3. I will! Thanks for reminding me

4. Never acutally tried to tell her that I need to be alone... Maybe that will help her to understand how serious this is.
5. In most cases it's just better to be alone, even if I would need somebody to talk. I mean, she isn't listening so talking to her does not help at all... Kinda curious what she will think when I tell her, that I really need to talk to her about that and that she has to listen...
6. I stopped the therapy a long time ago and I'm not about to start a new one... Might not be understandable but I hate doctors. The mental one most!
7. How do I react when she seems to be stressed?

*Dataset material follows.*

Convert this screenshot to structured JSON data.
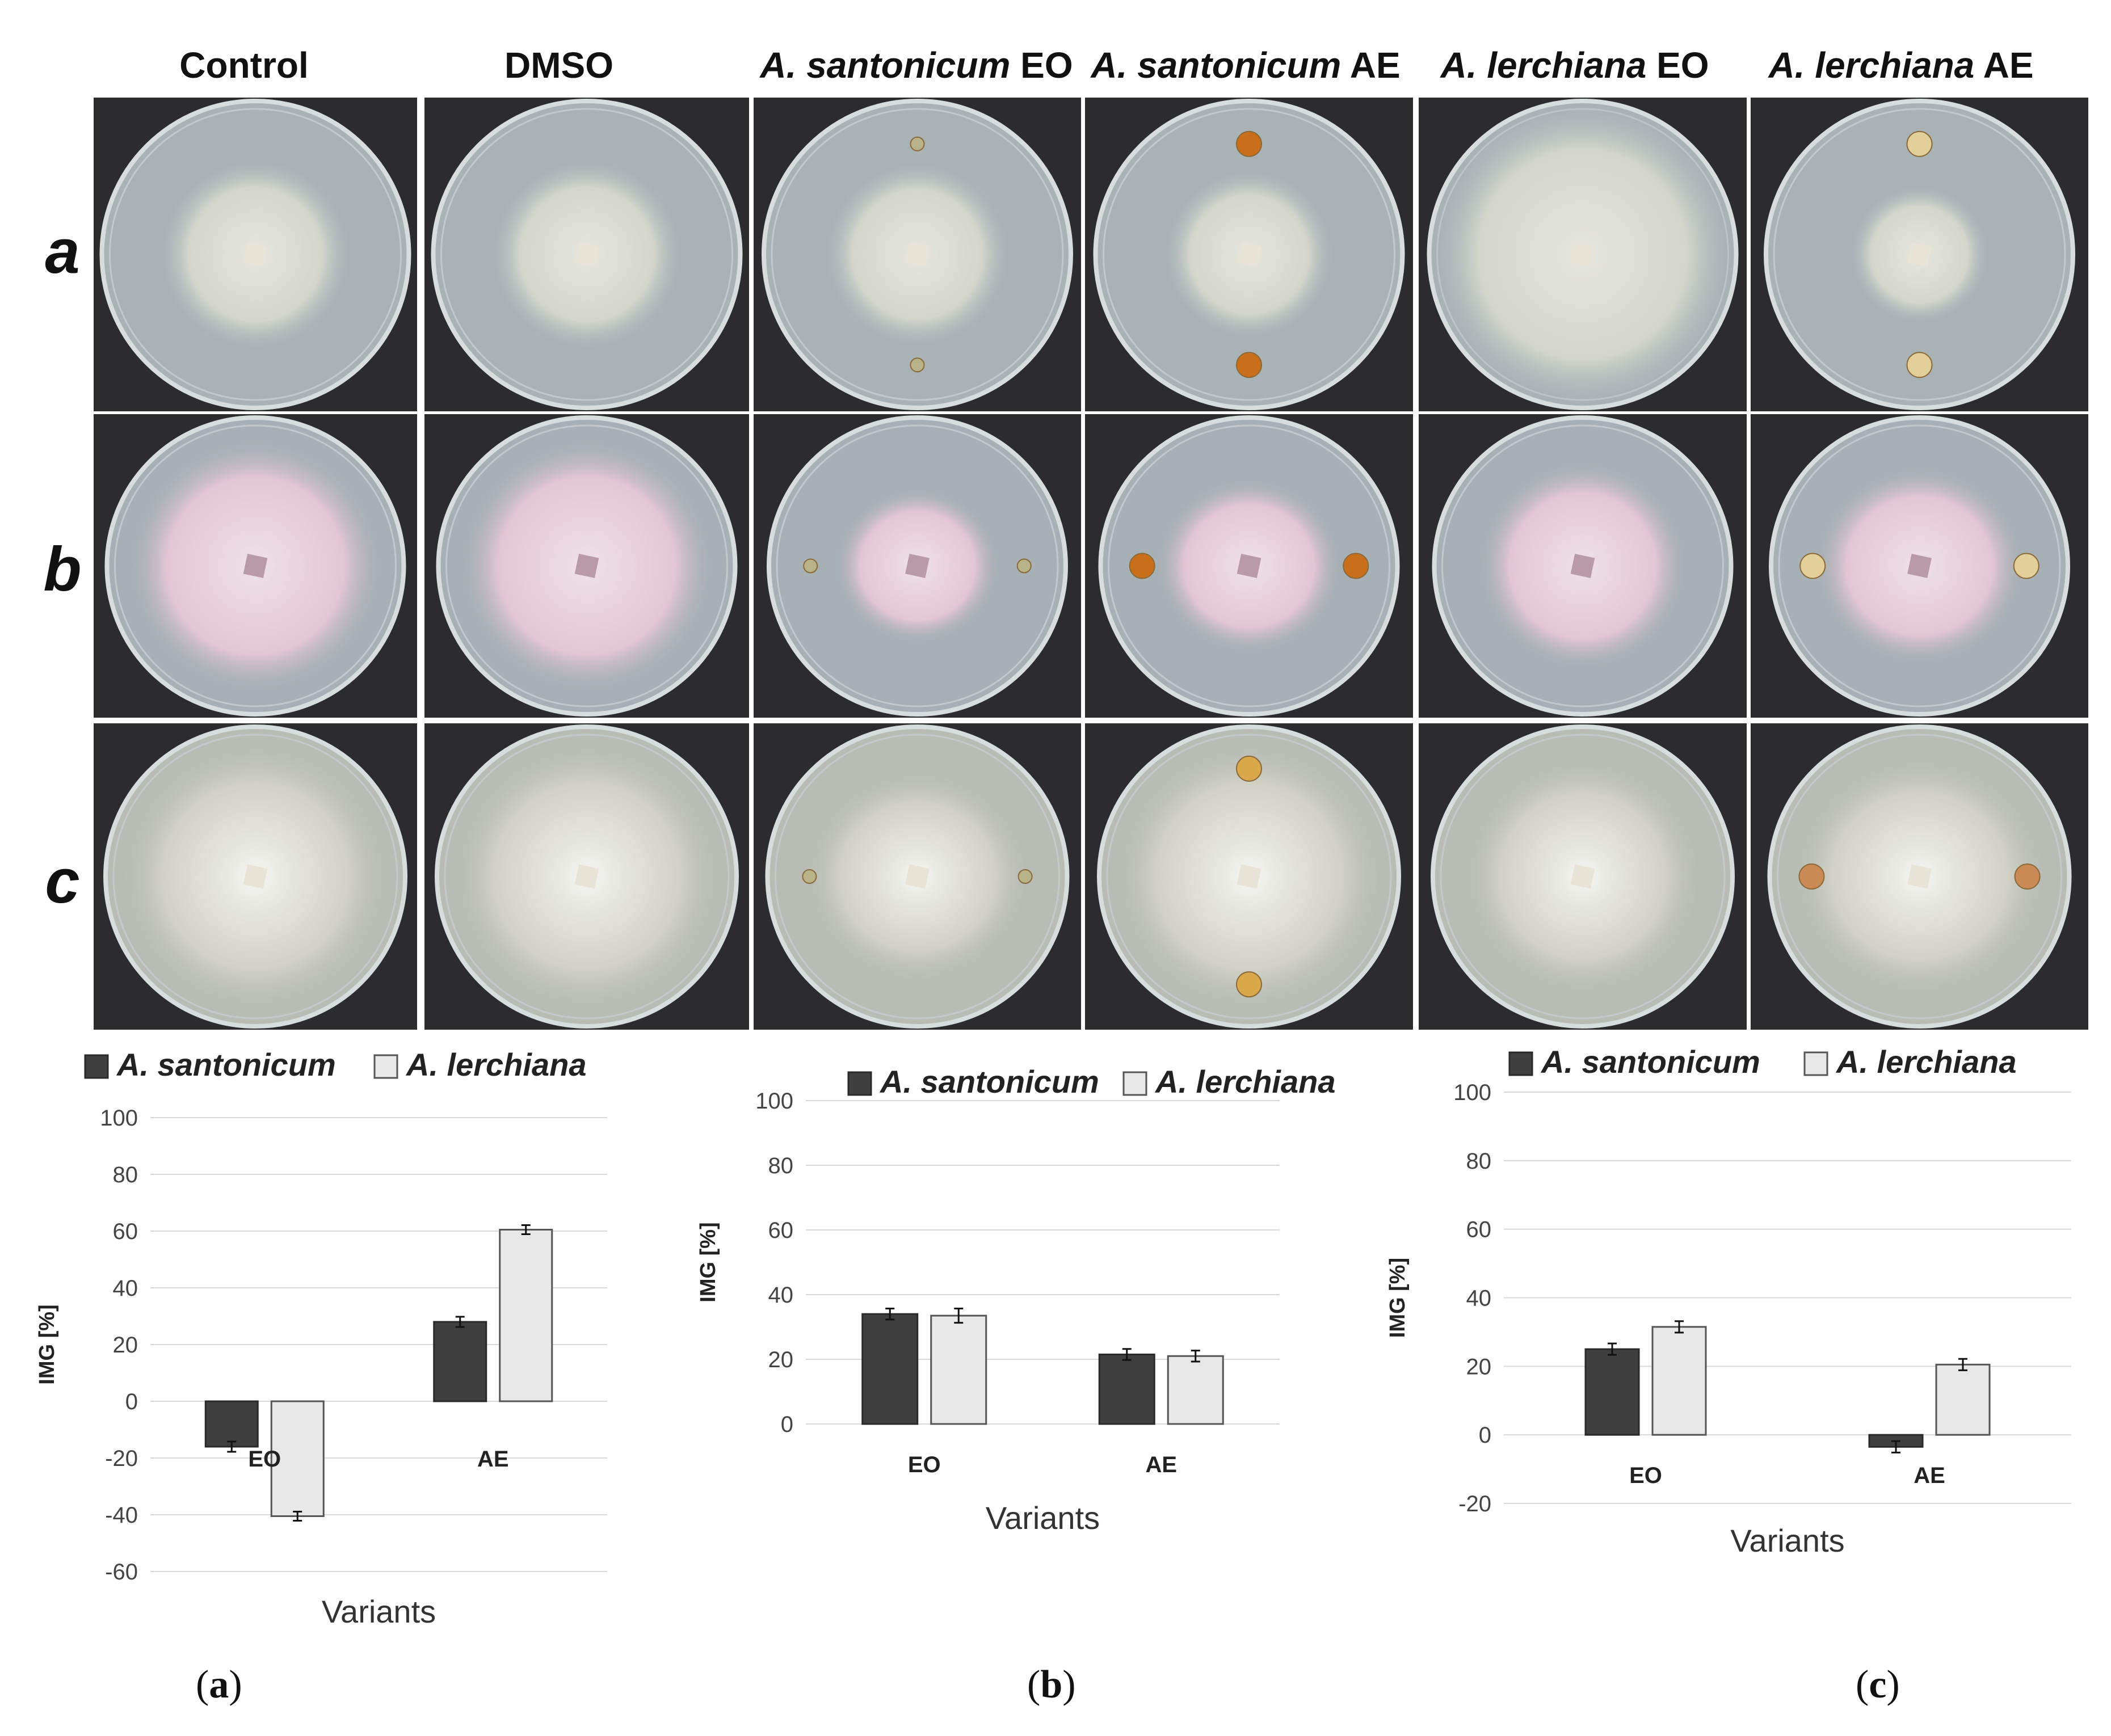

8. The 'give hints' thing isn't really a good idea. She only hears what she wants to her and she is not thinking about stuff that I didn't CLEARLY tell her cause she doesn't understand often what I mean. Not sure whose fault that is.
9. The last time I mentioned something like that, she said something like "If it will help you..." ("Wenn es dir hilft..."). Yes she might be stressed and got some problems herself, but what the...?! I think she didn't understand what I mean by 'Maybe cutting myself will be the best for everyone here...'. Well, not the best idea to say something like that, but I didn't knew what I was doing... I was so desperate...
10. Asking her directly to the depression thing? Never did that before, cause I thought everything was clear... You think she might change her oppinion if I ask her directly?
And thanks to everyone again for offering me to talk to you! You are awesome!